Pence’s personal decision to not dine alone with female staffers was never a hindrance to my ability to do my job well, and never kept me from reaping the rewards of my work. In fact, I excelled at my job because of the work environment created from the top down, and my personal determination to succeed. I engaged in senior staff meetings and strategy sessions side-by-side with the Congressman and my colleagues, and I never felt sidelined because of my gender. My proposals and suggestions were always valued as equal with those of my male counterparts.
As time went on, I was able to prove that I could handle increased responsibilities, and so more responsibilities were provided to me. My gender never factored into how my work was evaluated, or whether my responsibilities were expanded. In fact, the Congressman would sometimes send me to GOP leadership communication meetings to represent his voice — and more often than not, I was the only woman in the room. My work product determined my success — not private dinners with the Congressman. When looking back on my time in the office of the man who is now Vice President, I don’t consider it to be a period of missed opportunities.

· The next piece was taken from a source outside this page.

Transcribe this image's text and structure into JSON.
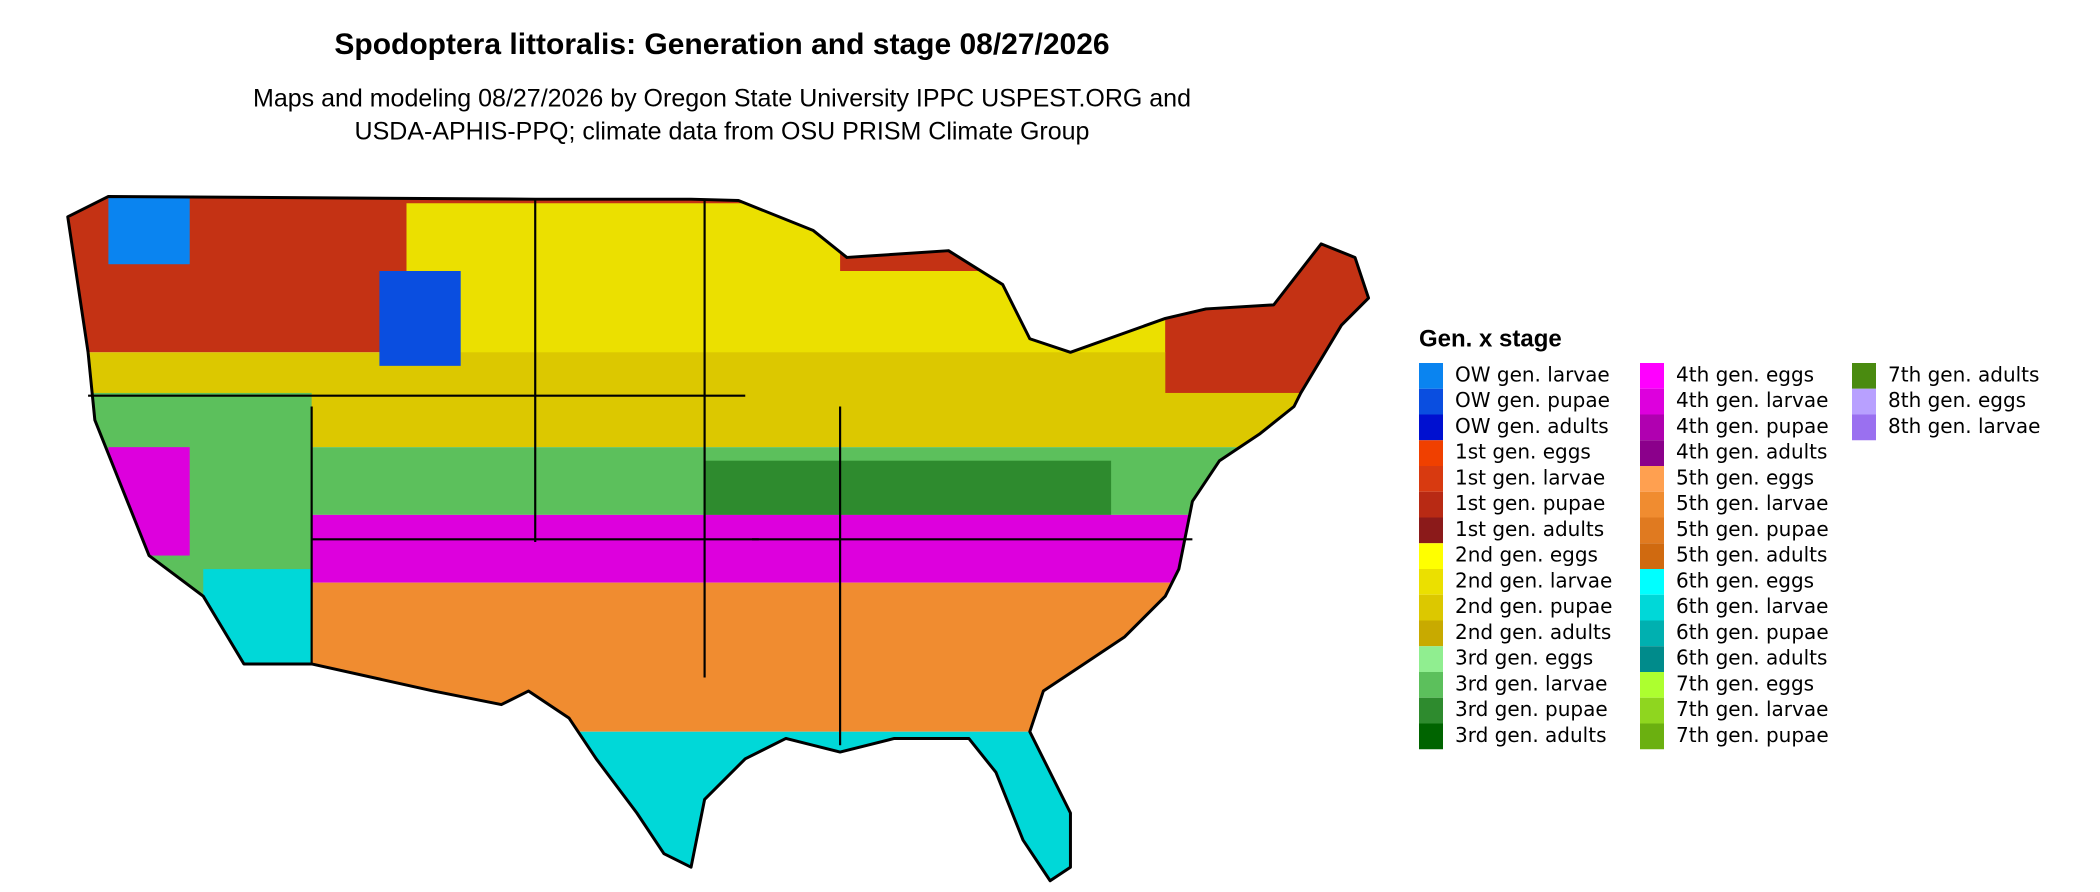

The fact of the matter is, it’s not as though then-Congressman Pence was out having private dinners with male staffers and I was excluded. He wasn’t having private dinners much at all. He had children at home, so as often as possible, after voting and his daily duties, he’d race home to share a meal with the people that mattered most to him most: his family. Frankly, he modeled for male and female staffers alike that it was possible to serve in a public role with excellence while being wholly dedicated to his family.